The same generator broke down after only two nights of operation. In addition, instead of 40
wooden posts, only 27 were installed. The powerhouse was only 65.635% completed. The
Provincial Auditor thus disallowed the a part of the payment.

Then they requested the Provincial Auditor to lift the notice of disallowance] and to re-inspect the
project. Reiterated their plea in a letter but the Provincial Auditor, however, allegedly did not act
on petitioners’ requests. So the case was filed and reached the Sandiganbayan.
ISSUE: WON Sandiganyan has jurisdiction to decide the case against the Mayor even if his salary
grade was less than 27SG?

HELD: Yes.

RATIO: Because the local government official’s actual salary may be less than what the Salary
Schedule under Section 7 prescribes, depending on the class and financial capability of his or her
respective local government unit.

This circumstance, however, has no bearing on such official’s Grade. As the foregoing discussion
shows, on official’s salary is determined by the Grade accorded his position, and ultimately by the
nature of his position – the level of difficulty and responsibilities and level of qualification
requirements of the work. To give credence to petitioners’ argument that Mayor Rodrigo’s salary
determines his Grade would be to misconstrue the provisions of R.A. No. 6758, and ignore the
constitutional and statutory policies behind said law.

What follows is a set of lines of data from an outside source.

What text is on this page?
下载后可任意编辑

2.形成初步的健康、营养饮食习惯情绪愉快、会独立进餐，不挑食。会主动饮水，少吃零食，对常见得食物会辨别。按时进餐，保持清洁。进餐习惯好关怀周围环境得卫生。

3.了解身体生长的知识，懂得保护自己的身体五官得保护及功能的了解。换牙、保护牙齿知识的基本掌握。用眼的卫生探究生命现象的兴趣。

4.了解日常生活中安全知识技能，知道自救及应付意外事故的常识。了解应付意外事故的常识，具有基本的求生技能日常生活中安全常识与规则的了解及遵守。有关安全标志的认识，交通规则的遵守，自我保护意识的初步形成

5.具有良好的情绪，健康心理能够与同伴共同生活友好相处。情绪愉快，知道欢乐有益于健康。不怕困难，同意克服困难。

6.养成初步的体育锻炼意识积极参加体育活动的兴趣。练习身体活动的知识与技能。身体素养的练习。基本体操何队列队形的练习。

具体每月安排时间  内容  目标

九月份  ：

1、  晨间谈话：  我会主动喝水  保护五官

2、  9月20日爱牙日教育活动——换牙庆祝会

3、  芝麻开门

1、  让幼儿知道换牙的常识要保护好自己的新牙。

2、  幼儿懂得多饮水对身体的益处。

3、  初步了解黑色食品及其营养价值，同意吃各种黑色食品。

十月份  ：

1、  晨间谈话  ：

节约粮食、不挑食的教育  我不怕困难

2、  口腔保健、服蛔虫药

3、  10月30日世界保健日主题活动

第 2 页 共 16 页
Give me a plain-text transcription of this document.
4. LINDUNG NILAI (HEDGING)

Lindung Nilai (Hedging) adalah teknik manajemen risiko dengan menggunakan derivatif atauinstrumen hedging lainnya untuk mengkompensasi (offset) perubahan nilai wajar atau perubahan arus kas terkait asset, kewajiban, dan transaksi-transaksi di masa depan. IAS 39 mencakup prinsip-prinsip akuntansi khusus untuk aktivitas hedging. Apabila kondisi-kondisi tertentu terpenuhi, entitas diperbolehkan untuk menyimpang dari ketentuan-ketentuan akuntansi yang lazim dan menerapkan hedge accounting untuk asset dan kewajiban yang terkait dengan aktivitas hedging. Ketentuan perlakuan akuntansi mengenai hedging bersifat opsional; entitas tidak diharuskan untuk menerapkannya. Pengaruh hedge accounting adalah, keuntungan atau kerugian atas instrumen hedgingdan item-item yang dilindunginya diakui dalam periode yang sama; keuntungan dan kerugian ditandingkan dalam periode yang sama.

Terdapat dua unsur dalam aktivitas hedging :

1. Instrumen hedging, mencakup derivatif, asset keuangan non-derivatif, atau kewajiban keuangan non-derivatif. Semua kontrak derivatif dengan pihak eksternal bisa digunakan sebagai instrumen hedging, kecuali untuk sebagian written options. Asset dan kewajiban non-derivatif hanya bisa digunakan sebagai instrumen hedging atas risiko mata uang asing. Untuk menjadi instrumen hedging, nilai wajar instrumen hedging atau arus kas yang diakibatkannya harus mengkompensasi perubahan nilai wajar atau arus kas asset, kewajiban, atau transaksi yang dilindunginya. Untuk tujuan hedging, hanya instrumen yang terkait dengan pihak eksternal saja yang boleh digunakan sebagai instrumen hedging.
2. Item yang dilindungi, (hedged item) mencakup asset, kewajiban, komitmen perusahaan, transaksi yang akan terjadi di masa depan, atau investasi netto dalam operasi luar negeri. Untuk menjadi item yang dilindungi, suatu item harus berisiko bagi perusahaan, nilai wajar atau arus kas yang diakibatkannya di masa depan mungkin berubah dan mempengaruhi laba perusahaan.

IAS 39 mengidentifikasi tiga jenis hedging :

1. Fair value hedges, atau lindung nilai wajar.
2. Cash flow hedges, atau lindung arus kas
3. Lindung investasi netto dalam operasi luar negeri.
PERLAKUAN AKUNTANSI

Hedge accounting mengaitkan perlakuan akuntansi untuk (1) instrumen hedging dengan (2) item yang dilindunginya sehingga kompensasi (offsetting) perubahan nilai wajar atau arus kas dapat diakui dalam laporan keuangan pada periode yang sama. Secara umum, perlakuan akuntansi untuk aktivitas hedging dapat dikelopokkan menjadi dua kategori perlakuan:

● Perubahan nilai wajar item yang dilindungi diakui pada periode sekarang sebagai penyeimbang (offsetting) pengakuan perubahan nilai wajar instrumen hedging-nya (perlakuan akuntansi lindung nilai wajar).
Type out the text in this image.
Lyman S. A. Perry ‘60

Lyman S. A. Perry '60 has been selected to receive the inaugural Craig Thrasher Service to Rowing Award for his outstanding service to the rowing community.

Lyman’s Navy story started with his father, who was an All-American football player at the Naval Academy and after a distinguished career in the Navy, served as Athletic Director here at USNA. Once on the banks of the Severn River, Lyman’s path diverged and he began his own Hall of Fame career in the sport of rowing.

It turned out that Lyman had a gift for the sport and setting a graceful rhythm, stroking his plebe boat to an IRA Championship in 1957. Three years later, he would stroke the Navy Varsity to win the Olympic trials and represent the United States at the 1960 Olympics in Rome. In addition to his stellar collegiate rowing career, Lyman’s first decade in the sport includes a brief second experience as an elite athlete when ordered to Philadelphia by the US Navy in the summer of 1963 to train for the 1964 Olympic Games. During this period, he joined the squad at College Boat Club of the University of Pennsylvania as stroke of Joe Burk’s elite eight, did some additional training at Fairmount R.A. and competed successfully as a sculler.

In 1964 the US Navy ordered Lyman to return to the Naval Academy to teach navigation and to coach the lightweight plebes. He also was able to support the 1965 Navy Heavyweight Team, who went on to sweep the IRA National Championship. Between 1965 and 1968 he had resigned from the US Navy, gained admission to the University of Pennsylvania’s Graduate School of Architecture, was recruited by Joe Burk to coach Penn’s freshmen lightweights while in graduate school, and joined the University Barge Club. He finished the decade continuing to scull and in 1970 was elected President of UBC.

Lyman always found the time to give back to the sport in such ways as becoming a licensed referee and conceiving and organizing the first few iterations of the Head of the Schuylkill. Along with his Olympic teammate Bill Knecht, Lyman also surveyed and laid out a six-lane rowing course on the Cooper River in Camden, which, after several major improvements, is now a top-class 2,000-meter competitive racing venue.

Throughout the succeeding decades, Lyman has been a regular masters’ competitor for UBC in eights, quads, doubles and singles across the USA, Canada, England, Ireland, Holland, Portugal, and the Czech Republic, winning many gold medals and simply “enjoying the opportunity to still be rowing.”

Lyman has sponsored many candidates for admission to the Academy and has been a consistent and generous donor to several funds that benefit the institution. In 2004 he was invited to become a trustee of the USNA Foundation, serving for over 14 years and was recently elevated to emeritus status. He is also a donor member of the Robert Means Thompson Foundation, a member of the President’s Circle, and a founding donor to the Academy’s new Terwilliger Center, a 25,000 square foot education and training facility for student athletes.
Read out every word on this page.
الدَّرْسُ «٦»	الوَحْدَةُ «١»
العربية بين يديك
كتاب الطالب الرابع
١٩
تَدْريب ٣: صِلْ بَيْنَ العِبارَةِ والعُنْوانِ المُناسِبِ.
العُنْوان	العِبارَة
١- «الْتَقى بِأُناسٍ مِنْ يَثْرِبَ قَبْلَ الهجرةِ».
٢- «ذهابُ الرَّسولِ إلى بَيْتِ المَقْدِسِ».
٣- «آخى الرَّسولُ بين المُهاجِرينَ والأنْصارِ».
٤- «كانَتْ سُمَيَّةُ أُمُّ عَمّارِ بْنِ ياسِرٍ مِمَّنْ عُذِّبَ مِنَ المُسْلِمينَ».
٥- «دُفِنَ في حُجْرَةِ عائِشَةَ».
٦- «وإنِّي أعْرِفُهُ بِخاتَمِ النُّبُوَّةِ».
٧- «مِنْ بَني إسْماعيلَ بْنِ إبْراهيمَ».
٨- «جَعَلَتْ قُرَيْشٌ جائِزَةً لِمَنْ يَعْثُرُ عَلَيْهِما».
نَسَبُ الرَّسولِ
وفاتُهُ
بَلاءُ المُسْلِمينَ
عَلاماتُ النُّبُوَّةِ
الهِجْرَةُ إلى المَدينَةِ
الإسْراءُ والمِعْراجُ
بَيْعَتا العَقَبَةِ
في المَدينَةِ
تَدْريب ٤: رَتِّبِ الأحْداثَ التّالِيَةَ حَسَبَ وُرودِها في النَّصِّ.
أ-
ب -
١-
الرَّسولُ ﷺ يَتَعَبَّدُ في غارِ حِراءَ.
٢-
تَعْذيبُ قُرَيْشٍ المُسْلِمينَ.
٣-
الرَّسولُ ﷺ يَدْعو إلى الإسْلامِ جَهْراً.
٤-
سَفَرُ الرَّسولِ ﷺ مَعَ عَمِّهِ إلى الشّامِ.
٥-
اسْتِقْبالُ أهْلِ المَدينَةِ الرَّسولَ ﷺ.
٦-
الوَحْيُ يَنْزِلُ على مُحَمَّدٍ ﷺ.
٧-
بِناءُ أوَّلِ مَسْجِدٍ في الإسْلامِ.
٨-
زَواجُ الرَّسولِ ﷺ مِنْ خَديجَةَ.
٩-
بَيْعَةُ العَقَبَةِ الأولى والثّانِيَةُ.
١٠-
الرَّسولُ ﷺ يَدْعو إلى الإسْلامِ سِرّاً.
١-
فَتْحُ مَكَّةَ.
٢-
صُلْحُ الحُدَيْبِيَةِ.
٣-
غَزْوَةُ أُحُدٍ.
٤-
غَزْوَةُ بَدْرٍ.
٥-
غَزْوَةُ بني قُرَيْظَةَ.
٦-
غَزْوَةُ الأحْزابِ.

Petitioner mayor’s position having been classified as Grade 27 in accordance with R.A. No. 6758,
and having been charged with violation of Section 3 (e) of R.A. No. 3019, petitioner is subject to
the jurisdiction of the Sandiganbayan, as defined by Section 4 a. of P.D. No. 1606, as amended
by Section 2 of R.A. No. 7975. By virtue of the same Section 4 a., as amended, his co-accused
are also subject to the Anti-Graft Court’s jurisdiction. Case dismissed.